Críticas:
"Shortly after its publication and within Stowe's lifetime, it transcended the category of literature to become that rarest of products: a cultural artifact; a Rosetta stone for black images in American fiction, theater, and film--not so much a novel, one might say, as an experience inseparable from the events that precipitated the Civil War. ('So this, ' Abraham Lincoln said, famously, when he met Stowe, 'is the little lady who wrote the book that made this great war.') It has been the Urtext or common coin for discussions about slavery for a century and a half, one woman's very influential interpretation of the Peculiar Institution--an interpretation that we may love or hate, admire or despise, defend or reject, in whole or in part.
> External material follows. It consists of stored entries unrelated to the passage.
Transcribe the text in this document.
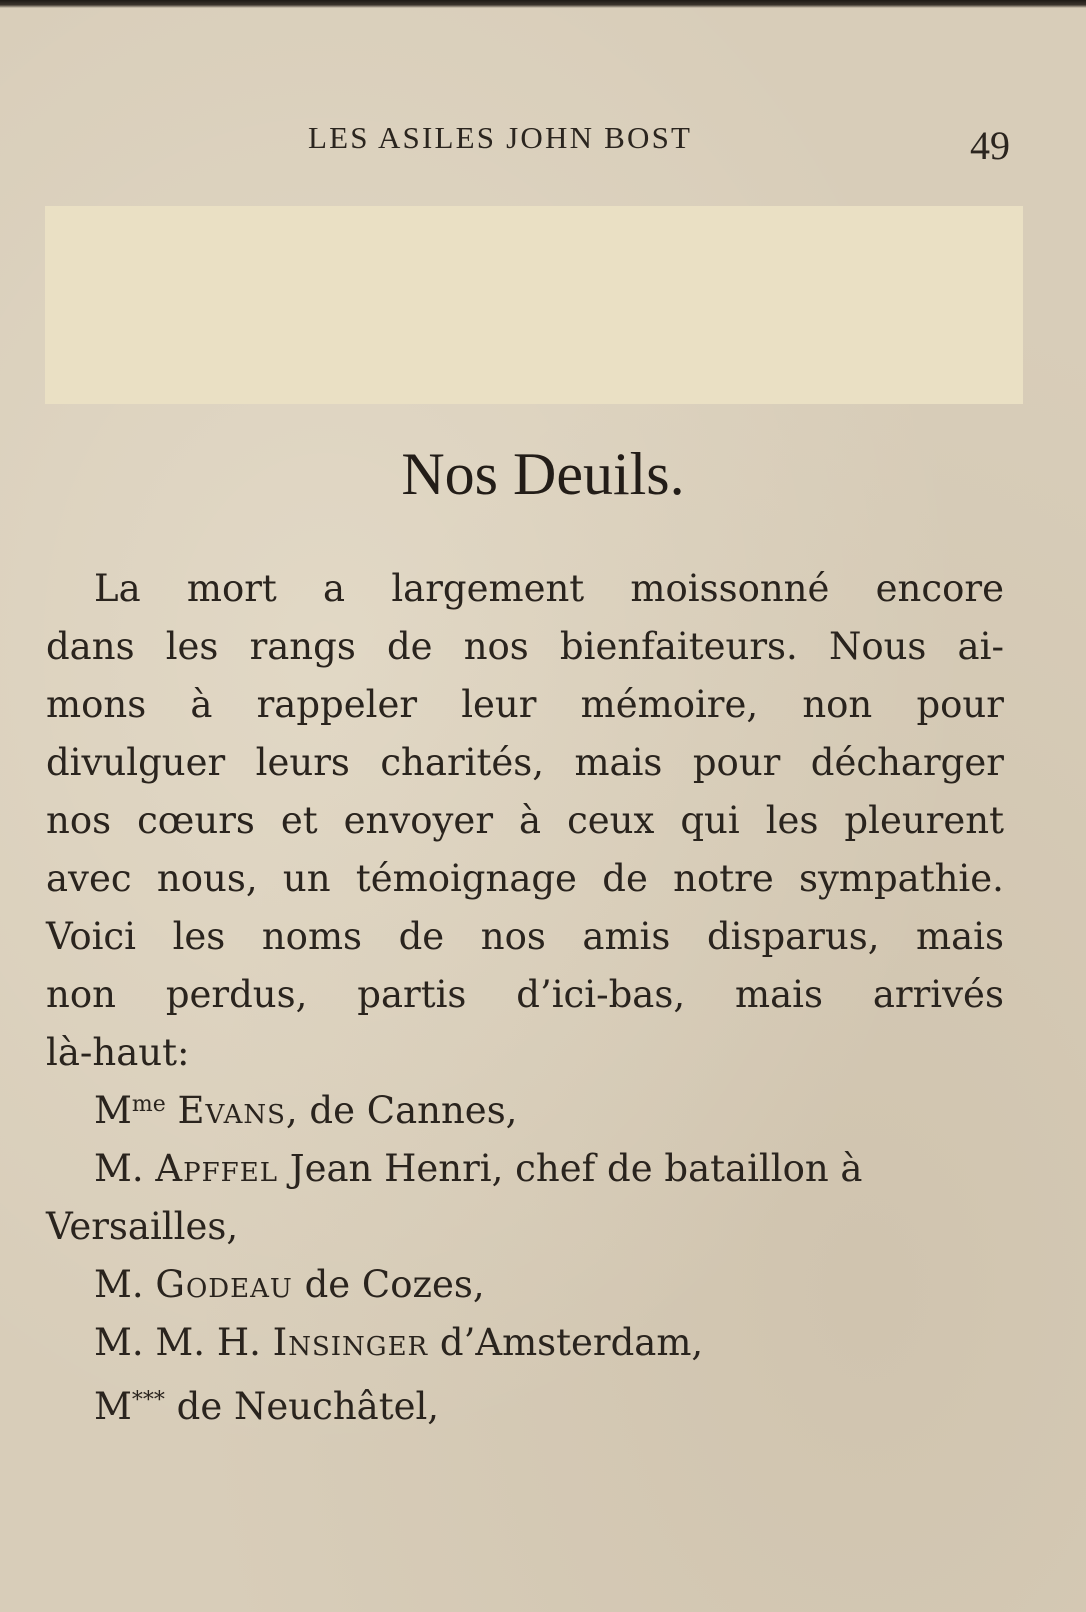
LES ASILES JOHN BOST	49
Nos Deuils.
La mort a largement moissonné encore
dans les rangs de nos bienfaiteurs. Nous ai-
mons à rappeler leur mémoire, non pour
divulguer leurs charités, mais pour décharger
nos cœurs et envoyer à ceux qui les pleurent
avec nous, un témoignage de notre sympathie.
Voici les noms de nos amis disparus, mais
non perdus, partis d’ici-bas, mais arrivés
là-haut:
$M^{me}$ Evans, de Cannes,
M. Apffel Jean Henri, chef de bataillon à
Versailles,
M. Godeau de Cozes,
M. M. H. Insinger d’Amsterdam,
M*** de Neuchâtel,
It is nonetheless a story that so permeates white popular and literary culture, and sits so high astride nineteenth-century American fiction, that it simply can never be ignored." --from the Introduction by Charles Johnson
Reseña del editor:
In the nineteenth century, Uncle Tom's Cabin sold more copies than any book in the world except the Bible. Upon publication, it was quickly translated into thirty-seven languages and has never gone out of print. It remains a controversial and complex text that, along with David Walker's Appeal, Henry David Thoreau's Walden, W. E. B. DuBois's The Souls of Black Folk, and Helena Maria Viramontes' Under the Feet of Jesus, among others, stands out as an important text in the progressive struggle for social justice in the United States. This Second Edition is based on the original 1852 book edition, published in two volumes by John P. Jewett and Company, Boston, and includes all original illustrations. The text is accompanied by a preface and detailed explanatory annotations to assist the reader with obscure historical terms and biblical allusions. "Backgrounds and Contexts" includes a wealth of historical documents addressing the issues of slavery and abolitionism. New visuals in the Second Edition include a selection of abolition posters and records of torture. Also newly included is J. Hector St. John de Crevecoeur's eyewitness account of slavery as a visitor to the United States, a selection from David Walker's Appeal, and Henrietta King's autobiographical account of the horror of slavery. "Criticism" presents a balanced view of the ongoing controversy over Uncle Tom's Cabin in fifteen reviews and scholarly interpretations spanning more than 150 years of writing about the novel. Paul Laurence Dunbar, Jane P. Tompkins, and Susan M. Ryan, among others, admire Uncle Tom's Cabin for its social vision and artistry, while James Baldwin and Sophia Cantave, among others, argue that the book's racism continues to promote misperceptions and that its prominence does ongoing damage. A Chronology of Stowe's life and work, a Brief Timeline of Slavery in America, and an updated Selected Bibliography are also included.